Desde quando tu acompanhas o presídio Central?
Renato: Comecei a me interessar pelo assunto em 1987. Teve um motim e a partir daí se soube que estava sendo criada a Falange Gaúcha, uma primeira facção criminosa aqui no Sul. Pouco antes deste motim foi quando os assaltantes de banco resolveram se unir aos traficantes, copiado uma ideia da Falange Vermelha, que depois virou o Comando Vermelho. A união se deu dentro das cadeias. Estavam no Central o Vico, que era o maior assaltante de banco, e o Carioca, que era o traficante que dominava o Morro da Cruz.
Papagaio e Melara vieram em uma geração posterior?
Renato: Isso. O Melara já estava, mas nesta época era coadjuvante. Se falava no Melara por causa de um episódio de 1985 em que ele e o Celestino Linn mataram dois agentes penitenciários dentro de um ônibus para libertar um companheiro deles do assalto a banco. E nessa época ele já começava a mostrar que era bom de fuga, havia fugido da PEC.
O nome Falange Gaúcha eles usavam ou foi criado por ti?
Renato: As duas coisas. Os presos descreviam como uma falange, porque no rio ainda chamavam Falange Vermelha. Então eu disse que era uma espécie de Falange Gaúcha e eles também passaram a usar.
Essa organização que surgiu há 30 anos é uma das facções que ainda existem?
Renato: Ela se subdividiu e a sequência dela é a facção Os Manos, até porque foi o Melara que criou essa facção e era um remanescente da Falange.
Dá pra se dizer que Os Manos é a facção mais bem articulada hoje?
Renato: Sem dúvida.
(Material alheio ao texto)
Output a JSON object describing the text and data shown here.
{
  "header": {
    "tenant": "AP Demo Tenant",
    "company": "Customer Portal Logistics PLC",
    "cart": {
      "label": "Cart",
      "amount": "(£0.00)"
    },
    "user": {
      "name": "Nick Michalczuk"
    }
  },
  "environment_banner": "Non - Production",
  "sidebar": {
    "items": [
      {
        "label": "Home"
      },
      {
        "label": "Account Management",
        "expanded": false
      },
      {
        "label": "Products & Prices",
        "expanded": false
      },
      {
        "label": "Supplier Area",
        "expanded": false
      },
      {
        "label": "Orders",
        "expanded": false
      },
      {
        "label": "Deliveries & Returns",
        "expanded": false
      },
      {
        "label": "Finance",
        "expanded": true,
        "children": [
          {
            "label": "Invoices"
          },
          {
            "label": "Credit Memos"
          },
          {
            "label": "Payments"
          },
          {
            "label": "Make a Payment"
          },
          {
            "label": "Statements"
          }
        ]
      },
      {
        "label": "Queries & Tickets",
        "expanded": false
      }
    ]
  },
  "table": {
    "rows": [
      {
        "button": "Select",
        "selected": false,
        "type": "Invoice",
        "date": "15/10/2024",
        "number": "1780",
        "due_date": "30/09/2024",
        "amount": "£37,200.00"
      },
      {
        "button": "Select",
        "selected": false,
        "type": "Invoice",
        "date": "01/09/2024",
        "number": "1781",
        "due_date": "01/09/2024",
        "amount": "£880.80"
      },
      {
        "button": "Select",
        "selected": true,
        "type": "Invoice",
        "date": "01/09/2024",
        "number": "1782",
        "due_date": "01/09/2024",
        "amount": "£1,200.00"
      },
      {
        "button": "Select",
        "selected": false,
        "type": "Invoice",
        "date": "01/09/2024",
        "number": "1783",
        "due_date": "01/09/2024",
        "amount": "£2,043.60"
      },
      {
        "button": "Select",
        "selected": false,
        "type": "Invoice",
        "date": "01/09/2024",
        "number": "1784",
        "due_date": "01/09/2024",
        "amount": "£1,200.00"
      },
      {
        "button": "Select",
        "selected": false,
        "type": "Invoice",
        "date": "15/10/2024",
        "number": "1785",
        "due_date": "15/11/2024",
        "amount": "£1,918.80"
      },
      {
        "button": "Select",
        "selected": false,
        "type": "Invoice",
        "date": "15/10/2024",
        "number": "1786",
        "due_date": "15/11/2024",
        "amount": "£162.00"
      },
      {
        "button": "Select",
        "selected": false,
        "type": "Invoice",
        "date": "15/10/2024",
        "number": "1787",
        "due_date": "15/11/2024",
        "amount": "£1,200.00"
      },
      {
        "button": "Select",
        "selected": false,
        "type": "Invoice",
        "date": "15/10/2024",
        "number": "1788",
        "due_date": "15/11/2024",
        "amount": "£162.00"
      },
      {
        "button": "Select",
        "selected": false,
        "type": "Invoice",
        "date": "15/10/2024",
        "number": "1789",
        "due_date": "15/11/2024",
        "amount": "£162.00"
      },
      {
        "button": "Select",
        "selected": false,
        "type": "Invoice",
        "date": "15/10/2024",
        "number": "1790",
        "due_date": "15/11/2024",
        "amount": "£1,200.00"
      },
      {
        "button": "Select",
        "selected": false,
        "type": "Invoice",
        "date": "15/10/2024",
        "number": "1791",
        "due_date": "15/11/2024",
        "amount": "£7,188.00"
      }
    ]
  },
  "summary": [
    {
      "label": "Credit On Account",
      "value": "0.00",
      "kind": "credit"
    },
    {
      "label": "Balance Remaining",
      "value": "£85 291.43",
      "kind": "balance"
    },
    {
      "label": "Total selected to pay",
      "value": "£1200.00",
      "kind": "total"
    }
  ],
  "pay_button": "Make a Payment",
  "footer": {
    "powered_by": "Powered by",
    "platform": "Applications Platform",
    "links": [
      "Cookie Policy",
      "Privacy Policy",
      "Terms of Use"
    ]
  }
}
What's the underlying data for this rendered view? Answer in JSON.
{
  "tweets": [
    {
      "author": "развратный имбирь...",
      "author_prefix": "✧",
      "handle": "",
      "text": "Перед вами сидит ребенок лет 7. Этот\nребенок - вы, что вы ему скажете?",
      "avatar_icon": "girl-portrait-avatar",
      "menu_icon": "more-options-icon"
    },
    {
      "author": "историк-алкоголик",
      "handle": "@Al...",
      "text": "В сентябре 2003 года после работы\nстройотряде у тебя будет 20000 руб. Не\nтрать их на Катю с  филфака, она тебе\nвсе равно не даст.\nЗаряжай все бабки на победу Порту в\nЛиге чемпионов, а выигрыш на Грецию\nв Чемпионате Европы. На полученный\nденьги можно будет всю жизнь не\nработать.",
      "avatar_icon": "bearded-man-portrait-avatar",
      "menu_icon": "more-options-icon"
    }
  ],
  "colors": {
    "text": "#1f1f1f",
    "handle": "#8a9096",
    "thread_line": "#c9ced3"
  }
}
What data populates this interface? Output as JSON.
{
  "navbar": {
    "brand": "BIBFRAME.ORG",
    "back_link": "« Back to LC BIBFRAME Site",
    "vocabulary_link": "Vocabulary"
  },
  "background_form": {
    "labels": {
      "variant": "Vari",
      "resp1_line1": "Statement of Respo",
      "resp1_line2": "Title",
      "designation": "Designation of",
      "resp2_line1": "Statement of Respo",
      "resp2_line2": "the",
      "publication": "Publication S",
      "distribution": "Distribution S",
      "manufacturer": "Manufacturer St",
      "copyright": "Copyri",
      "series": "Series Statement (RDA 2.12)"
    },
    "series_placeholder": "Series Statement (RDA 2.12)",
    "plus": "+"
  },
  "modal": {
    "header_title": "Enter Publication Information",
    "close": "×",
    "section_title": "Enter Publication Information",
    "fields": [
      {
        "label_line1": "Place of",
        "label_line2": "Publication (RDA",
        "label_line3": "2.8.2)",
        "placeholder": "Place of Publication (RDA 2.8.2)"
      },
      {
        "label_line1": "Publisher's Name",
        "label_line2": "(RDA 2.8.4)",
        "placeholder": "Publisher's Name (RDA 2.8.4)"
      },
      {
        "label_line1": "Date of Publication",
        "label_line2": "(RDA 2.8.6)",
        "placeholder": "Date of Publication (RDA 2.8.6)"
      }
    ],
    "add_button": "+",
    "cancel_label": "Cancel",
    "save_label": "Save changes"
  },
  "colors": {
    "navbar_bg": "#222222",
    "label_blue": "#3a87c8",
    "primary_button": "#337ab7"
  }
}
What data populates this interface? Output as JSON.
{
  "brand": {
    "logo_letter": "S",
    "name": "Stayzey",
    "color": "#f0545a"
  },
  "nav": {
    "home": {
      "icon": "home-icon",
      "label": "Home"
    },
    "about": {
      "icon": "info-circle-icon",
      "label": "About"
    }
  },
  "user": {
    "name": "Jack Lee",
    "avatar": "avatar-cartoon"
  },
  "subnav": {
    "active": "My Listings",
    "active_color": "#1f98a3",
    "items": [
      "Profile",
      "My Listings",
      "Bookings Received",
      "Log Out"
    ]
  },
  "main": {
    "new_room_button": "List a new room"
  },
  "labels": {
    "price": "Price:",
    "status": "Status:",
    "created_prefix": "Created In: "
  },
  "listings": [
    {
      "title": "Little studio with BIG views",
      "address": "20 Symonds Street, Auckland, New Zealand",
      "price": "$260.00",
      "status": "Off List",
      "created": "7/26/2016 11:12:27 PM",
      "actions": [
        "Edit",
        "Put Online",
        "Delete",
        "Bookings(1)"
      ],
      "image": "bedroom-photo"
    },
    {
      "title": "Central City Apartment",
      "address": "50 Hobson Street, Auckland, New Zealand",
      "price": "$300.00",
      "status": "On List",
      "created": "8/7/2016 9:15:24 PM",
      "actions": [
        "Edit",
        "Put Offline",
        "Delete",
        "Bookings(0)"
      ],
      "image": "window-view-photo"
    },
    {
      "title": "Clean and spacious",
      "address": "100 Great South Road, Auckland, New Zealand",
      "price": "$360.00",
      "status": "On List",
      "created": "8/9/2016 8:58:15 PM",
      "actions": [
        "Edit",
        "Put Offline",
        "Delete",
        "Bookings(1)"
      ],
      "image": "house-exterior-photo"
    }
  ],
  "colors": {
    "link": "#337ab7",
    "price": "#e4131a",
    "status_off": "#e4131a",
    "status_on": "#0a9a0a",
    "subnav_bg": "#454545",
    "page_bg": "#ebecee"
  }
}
É a mais bem articulada tanto que ela já se afastou da guerra das ruas. Ela já está em um patamar mais elevado, mais próximo do PCC.
Eles se envolvem na política formal?
Renato: Já houve denúncias de eles terem eleito vereadores pelo interior. É um primeiro passo, eleger vereador, depois deputado. Hoje são basicamente três facções. Tem os Abertos, que é mais uma facção de presídio. É aberto porque é daqueles que não integram as demais facções. Hoje tem três principais: Os Manos, os Bala na Cara e a outra não é bem uma facção, é os Anti Bala, que é uma aliança entre quadrilhas.
Os jornais muitas vezes evitam dar o nome das facções nas notícias. Isso não desinforma?
Renato: Eu sou a favor do meio termo. Tu não pode publicar só por publicar, porque pode virar um marketing. Mas por outro lado, determinadas reportagens eu vejo como inevitável e aí há um exagero em omitir. Aqui acontece isso, mas no Rio e São Paulo é mais radical ainda. Tu vai dar uma entrevista e eles recomendam: não fala nome de facção.
Isso aconteceu contigo em entrevistas?
Renato: Sim, diziam que era uma política não falar em nome de facção.
Nestes 30 anos em que tu acompanha os presídios gaúchos, o que tu nota de mudanças?
Renato: Na década de 1990, dava mais de 30 mortes violentas por ano no presídio Central. Hoje, quando muito, dá uma ou duas. Lá dentro o crime se organizou. Cada facção cuida de uma ou duas galerias, ali elas mandam, ali elas faturam e não se envolvem com as rivais. Mas a regra só vale até o portão do presídio. E isso interfere até no número de assassinatos do lado de fora.
Outra coisa é a relação à administração do presídio. Antes era extremamente problemático, sempre tinha conflito, denúncias de tortura, agressões. A Brigada Militar foi amadurecendo esse tipo de conversa com a massa carcerária e hoje esses conflitos quase não existem. Isso através do sistema de plantões, onde um líder de cada galeria faz a intermediação.
E o jornalista na cadeia. Como é visto pelos presos? Não cai uma pecha de cagueta?
Renato: Há um certo respeito. Eles nunca reclamaram do meu trabalho. Teve só uma vez, que eu escrevi uma coluna dizendo que quem mandava nos presídios eram os presos e recebi de um advogado um manuscrito dos presos pedindo direito de resposta – depois eles desistiram e pediram para não publicar. Neste ponto eu senti um certo respeito.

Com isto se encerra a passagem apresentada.